Economists have spent 15 years measuring national complexity through exports, patents, and research output. Software was invisible in all of it. A new paper in Research Policy, authored by Sándor Juhász, Johannes Wachs, Jermain Kaminski, and César Hidalgo, fixes that gap using GitHub Innovation Graph data covering 163 economies, 150 programming languages, and quarterly developer activity from 2020 to 2023. The finding: a software-derived Economic Complexity Index predicts GDP per capita and income inequality even after controlling for every traditional measure.
The method is precise. The team queried the GitHub GraphQL API to map language co-occurrence across repositories, applied cosine similarity with normalization to prevent polyglot repos from skewing results, and used hierarchical clustering to compress 150 languages into 59 coherent technology stacks called software bundles. They then ran the standard ECI pipeline: revealed comparative advantage, binarization, iterative scoring. A country specializing in rare, non-ubiquitous bundles, think certified embedded systems for aerospace, scores high. A country whose developers concentrate in Python and JavaScript scores low. The paper also confirms the principle of relatedness holds in software: countries move into technology stacks adjacent to their existing specializations, not random ones.

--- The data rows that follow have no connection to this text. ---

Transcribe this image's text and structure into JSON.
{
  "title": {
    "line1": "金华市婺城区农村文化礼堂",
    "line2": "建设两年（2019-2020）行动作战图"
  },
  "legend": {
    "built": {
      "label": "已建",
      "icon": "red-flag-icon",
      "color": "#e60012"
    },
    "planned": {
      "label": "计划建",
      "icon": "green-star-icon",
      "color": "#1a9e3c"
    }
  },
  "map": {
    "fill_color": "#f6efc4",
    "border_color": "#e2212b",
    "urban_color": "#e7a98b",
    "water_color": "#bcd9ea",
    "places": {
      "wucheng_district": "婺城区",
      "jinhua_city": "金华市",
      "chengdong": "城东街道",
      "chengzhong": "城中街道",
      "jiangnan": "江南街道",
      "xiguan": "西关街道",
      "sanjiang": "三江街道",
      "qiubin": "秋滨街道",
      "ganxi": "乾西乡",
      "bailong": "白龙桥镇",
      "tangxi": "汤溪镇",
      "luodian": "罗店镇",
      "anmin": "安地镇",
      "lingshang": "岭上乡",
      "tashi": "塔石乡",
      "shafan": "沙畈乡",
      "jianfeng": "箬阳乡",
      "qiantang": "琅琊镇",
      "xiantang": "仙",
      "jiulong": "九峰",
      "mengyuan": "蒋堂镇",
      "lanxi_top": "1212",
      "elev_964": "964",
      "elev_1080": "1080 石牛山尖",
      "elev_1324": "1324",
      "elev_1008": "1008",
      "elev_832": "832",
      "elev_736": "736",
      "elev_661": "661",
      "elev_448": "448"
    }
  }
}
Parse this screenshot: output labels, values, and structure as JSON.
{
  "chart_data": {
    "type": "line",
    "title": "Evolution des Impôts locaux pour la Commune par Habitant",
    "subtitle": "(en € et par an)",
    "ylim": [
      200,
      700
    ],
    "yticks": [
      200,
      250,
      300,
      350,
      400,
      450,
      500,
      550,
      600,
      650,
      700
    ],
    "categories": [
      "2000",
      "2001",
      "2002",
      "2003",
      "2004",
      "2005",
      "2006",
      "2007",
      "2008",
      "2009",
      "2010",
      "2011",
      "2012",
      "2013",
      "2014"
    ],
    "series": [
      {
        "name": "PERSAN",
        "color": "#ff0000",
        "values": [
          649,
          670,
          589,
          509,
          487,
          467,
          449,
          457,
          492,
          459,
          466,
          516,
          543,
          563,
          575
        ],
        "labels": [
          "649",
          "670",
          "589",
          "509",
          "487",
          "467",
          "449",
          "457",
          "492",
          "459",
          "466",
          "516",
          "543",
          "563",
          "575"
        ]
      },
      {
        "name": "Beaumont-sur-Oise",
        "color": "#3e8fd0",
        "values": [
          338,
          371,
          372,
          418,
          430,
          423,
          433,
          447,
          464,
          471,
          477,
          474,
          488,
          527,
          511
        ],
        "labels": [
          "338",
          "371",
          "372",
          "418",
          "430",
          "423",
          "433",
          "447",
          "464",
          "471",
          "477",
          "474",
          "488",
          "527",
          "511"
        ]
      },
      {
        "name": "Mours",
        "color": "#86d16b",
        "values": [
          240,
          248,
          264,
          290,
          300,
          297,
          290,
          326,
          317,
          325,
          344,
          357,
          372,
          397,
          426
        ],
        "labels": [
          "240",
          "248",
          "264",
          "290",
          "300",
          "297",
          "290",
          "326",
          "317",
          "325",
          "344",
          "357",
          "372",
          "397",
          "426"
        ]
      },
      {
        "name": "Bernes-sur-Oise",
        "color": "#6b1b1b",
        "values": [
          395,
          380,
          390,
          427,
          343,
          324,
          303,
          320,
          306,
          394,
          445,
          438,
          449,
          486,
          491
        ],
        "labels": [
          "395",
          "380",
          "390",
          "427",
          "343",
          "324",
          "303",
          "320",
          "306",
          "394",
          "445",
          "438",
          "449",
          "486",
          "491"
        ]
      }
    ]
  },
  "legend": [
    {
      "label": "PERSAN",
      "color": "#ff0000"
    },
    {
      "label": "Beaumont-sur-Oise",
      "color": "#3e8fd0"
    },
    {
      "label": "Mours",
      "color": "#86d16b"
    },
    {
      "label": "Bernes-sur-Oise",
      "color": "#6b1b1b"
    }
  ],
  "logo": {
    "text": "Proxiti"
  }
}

The interview with all four researchers is worth reading in full, particularly the exchange where Hidalgo explains the kitchen analogy and where Kaminski describes code crossing borders via git push as the economy's digital dark matter. The Q4 2025 Innovation Graph data release accompanies the paper. The underlying dataset and the 59-bundle taxonomy are the real assets here, and researchers replicating or extending this work now have a cleaner foundation than anything previously available.